Others say De Zeeuw came out relatively well. The university’s penalty amounts to an “unlimited sabbatical,” Clements says. “There are many scientists out there who would see this as a glorious opportunity.”
A university spokesperson declined to comment other than to confirm the investigation has concluded. A graduate student at Leiden University who spoke to Science on condition of anonymity says the university encouraged Leiden Observatory staff and students not to speak to the media and to direct requests to the university spokesperson.
De Zeeuw is a “major figure” in astronomy, Clements says. He was appointed as a professor at Leiden University in 1990, became director of the Leiden Observatory in 2003, and was director general of ESO, a 16-member intergovernmental organization that operates some of the world’s most advanced telescopes in Chile, from 2007 to 2017. His own research focuses on the formation of galaxies, as well as their structure and dynamics.

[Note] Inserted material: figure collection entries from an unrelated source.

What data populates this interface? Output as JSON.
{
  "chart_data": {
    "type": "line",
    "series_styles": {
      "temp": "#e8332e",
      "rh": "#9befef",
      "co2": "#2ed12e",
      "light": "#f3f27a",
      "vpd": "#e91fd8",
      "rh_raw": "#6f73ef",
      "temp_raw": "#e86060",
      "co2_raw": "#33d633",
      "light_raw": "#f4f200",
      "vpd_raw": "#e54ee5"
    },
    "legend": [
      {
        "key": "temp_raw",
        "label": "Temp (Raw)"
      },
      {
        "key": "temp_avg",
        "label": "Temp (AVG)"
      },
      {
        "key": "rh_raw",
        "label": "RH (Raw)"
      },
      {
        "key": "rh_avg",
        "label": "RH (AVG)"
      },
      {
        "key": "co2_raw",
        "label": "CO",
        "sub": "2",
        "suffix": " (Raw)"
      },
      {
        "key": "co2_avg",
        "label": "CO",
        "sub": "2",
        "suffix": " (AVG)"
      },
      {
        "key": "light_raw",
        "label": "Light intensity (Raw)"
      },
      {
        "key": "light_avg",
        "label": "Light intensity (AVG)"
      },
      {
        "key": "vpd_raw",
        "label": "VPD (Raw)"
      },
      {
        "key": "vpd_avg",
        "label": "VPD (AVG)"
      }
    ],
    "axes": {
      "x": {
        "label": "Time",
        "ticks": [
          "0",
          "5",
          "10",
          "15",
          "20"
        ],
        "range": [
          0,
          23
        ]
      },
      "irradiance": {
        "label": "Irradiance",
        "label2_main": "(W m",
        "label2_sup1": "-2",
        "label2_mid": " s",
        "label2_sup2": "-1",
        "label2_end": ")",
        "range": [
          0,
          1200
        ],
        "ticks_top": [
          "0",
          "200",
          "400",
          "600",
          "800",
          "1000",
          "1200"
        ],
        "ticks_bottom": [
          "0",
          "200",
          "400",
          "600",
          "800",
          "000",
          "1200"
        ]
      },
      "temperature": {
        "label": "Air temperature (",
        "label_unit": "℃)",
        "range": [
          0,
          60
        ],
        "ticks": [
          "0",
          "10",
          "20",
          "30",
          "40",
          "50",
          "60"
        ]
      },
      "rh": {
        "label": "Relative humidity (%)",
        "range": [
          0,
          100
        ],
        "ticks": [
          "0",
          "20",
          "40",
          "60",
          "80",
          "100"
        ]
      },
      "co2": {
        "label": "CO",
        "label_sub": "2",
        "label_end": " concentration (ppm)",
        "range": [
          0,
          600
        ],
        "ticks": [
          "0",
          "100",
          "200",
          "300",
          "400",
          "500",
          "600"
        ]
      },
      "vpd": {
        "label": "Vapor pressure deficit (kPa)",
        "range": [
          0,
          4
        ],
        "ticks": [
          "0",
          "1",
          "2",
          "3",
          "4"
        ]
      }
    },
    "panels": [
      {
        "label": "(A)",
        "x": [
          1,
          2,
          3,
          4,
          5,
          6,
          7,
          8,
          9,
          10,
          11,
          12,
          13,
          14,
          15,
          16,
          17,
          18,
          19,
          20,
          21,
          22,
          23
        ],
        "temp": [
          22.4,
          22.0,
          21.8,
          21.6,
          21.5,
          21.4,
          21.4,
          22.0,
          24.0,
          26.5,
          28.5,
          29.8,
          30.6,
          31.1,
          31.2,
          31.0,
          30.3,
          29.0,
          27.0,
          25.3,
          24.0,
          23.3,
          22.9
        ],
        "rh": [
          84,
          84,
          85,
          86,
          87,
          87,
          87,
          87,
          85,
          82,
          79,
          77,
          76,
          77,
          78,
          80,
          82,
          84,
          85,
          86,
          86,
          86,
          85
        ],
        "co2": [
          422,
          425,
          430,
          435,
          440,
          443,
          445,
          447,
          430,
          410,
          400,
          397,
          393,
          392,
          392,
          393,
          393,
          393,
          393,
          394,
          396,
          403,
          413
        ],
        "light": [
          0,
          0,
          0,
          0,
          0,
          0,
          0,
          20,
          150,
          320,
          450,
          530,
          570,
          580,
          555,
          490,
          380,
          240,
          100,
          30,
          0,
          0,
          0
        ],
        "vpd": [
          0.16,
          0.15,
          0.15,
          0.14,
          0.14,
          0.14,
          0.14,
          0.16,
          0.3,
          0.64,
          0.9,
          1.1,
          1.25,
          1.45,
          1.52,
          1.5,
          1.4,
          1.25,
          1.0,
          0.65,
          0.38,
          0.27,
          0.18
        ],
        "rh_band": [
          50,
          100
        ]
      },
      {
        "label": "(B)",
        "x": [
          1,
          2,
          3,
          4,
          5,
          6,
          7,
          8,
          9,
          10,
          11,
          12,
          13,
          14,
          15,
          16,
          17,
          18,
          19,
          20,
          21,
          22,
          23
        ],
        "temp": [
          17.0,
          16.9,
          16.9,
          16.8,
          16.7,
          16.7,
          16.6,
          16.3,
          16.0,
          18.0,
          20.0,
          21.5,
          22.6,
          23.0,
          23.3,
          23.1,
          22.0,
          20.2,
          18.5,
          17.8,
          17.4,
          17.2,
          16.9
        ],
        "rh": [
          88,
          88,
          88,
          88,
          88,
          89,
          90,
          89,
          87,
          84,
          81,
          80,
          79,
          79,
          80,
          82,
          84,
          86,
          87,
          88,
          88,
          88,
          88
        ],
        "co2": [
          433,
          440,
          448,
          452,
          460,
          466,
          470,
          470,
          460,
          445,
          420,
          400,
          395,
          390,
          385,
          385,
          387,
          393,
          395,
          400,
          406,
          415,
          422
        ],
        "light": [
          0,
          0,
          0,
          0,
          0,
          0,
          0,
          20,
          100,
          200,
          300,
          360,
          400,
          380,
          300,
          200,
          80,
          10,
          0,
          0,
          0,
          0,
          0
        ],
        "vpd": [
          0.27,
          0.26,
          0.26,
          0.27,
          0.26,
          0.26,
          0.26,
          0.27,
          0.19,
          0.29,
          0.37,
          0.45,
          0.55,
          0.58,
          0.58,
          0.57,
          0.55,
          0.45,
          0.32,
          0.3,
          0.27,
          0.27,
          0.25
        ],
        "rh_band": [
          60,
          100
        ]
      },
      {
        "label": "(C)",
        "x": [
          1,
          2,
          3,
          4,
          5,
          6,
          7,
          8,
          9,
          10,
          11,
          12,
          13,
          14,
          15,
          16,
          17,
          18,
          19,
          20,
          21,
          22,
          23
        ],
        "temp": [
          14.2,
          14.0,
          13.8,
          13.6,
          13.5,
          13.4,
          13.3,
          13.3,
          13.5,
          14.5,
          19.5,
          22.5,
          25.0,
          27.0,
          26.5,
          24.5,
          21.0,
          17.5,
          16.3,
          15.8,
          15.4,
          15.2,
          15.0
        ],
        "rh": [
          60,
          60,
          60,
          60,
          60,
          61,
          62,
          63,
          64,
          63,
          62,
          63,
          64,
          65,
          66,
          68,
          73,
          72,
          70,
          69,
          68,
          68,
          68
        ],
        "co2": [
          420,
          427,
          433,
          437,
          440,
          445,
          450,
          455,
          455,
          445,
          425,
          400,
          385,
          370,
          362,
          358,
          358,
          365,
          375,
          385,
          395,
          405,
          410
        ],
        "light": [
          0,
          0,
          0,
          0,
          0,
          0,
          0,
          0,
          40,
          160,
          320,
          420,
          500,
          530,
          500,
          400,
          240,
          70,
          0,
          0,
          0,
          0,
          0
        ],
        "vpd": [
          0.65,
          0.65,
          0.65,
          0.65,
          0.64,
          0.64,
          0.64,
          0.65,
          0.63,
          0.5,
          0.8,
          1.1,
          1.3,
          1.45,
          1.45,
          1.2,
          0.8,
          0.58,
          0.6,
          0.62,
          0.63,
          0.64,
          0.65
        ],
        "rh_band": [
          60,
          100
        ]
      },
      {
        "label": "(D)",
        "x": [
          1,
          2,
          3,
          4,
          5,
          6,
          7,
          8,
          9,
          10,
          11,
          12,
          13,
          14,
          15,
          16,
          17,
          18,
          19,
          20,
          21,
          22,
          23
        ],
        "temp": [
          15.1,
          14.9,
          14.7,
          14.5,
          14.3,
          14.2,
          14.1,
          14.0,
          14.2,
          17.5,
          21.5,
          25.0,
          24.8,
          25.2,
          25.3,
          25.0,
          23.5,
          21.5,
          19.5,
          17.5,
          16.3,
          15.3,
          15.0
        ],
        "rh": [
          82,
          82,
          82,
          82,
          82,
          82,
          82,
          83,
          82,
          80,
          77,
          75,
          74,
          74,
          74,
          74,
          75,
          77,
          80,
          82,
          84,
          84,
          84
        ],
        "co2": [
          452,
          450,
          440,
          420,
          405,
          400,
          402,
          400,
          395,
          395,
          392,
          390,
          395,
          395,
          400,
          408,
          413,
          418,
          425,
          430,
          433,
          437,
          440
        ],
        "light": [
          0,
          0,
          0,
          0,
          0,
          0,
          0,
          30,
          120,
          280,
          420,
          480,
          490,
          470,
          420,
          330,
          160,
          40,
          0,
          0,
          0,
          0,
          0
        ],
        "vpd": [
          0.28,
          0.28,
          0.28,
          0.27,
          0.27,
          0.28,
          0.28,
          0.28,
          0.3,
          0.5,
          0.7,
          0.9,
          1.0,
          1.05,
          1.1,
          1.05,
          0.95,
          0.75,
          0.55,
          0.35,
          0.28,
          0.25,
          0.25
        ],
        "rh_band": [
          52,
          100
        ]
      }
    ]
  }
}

According to NRC, four women at the observatory in May shared their complaints about De Zeeuw with the dean of the Faculty of Science, who reported the case to the Executive Board the same day. The board suspended De Zeeuw pending an investigation by the university’s Complaints Committee for Unacceptable Behaviour, which issued its verdict last week.
Several sources who asked to remain anonymous told Science that De Zeeuw has a reputation for being “power hungry” and for behaving “weirdly” around women, with reports of inappropriate behavior stretching back decades. An astronomer who worked at ESO as a graduate student while De Zeeuw led the institute says he was flirtatious and sexual with her and inappropriately touched her in social settings, including running his hand down her back and hugging her from behind. The researcher says the behavior was not egregious enough that she felt she could report it, but she discussed it with fellow students and other women and found that others had similar experiences. “He had no power over me directly as an individual,” she says. “I’m very grateful for that.”
Another woman who worked closely with De Zeeuw as a junior astrophysicist at ESO more than a decade ago says he used demeaning language, such as calling her a “good girl,” and that she frequently felt uncomfortable when she was alone in the office with him. Although she considers her own experience to be relatively mild, she was not surprised to hear about the independent panel’s findings. She says the belittling and intimidating behavior described by Leiden University was “just another little step from his general demeanor.”
An ESO press officer declined to say whether ESO, which is headquartered near Munich, ever received similar complaints. But a later public statement from ESO reported that the organization had banned De Zeeuw from its premises, and would revoke access to his IT account.
In her column, Ottow acknowledged that the university had received signals about De Zeeuw’s behavior before this spring. “It was noticed but regrettably, not enough was done about it,” she wrote. “For this to have gone on for so long means that the work environment was not safe enough.”
Ignas Snellen, who was appointed scientific director of the Leiden Observatory shortly after the investigation began, is taking the matter very seriously and is “trying to clean up the mess,” one researcher told Science. He “is really trying to be on the right side of this, but he is completely hemmed in by legalities.” Snellen declined to comment. In an email to staff members seen by Science, he wrote that “we need to ensure that unacceptable behaviour is addressed sooner in the future” and that the institute would clarify its procedures and provide training where needed.
Update, 26 October, 4:10 p.m.: This story has been updated to include a public statement from ESO.